Montana’s Path to Statehood

Montana was part of seven different territories over its history. Initially, the eastern and western parts of what it now Montana were in different territories.In 1864, Congress passed an enabling act for the Territory of Montana and the residents began working toward statehood. For 25 years, the territory requested statehood, but Congress generally ignored those requests.

Montana was a wild and woolly place, with conflicts among the Native Americans and the settlers coming in from the States. Custer’s Last Stand, the Battle of Little Big Horn, took place in 1876. There was a large Chinese population, and finds of gold, silver, and copper brought miners in from Ireland and from the states. As we’ve seen with other territories, people from different places didn’t always share the same goals.

Large mining companies grew, and there was a lot of rivalry among the major players. Sheep and cattle ranchers came, too, and they had conflicts of their own. Once the railroads came in the 1880s, Montana advertised in Europe to bring in immigrants from Scandinavia. The lively, diverse population led to political conflicts, too.

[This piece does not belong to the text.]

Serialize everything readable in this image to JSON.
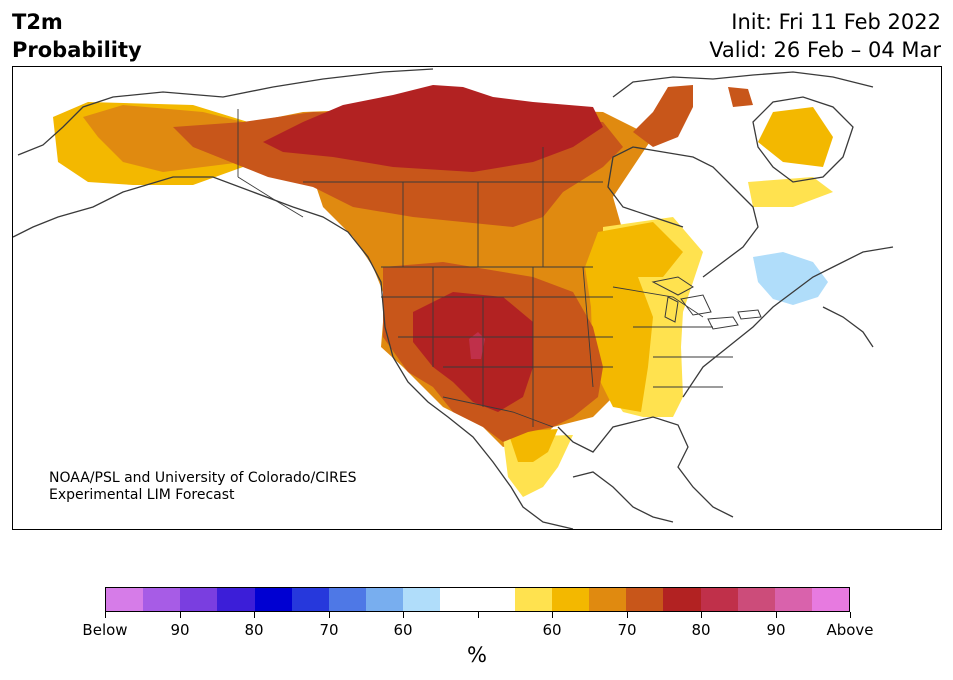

The political issues were sometimes personal, but they included some larger issues: Democrats and Republicans, supporters of women’s suffrage (voting rights) and opponents, and differing views on alcohol, opium and prostitution.

One man who moved to Montana from New York wrote about the political climate:

Election! It is a fine day and the democrats are working hard. Lots of drunkenness and fighting… I am looking forward to 1884 when I can vote for President.

In fact, Montana was still a territory in 1884, so the young writer didn’t get to vote for President that year.

Montana finally became a state in 1889, after 25 years of trying.

What can Puerto Rico learn from Montana?

In Citizens Without A State, author Howard Hills wrote of Montana, “The Montana story reminds Puerto Rico that the sooner it stops wasting time talking about ‘autonomy’ and independence, and changes the narrative based on self-determination for statehood, the better. Even when statehood is the only democratic solution, petty partisan politics can delay admission by years.”

Montana had mineral deposits which were important to the nation. The transcontinental railroad passed through the territory. Montana was expected to be a Republican state (and unlike so many other territories, it has actually lived up to that) and Republicans in Congress wanted Montana to become a state.

How did Montana manage to spend a quarter of a century working on statehood before their final success? With what historians usually seem to call “turmoil.” Nobody in Montana wanted independence, but there were so many other issues on people’s minds that statehood eluded the territory for many years.

So Puerto Rico can certainly learn that unity works better. But Puerto Rico can also learn that the path to statehood may be, as one Montana historian put it, “meandering,” but statehood is the most common outcome for territories of the United States. It can take a while, but Puerto Rico will gain admission.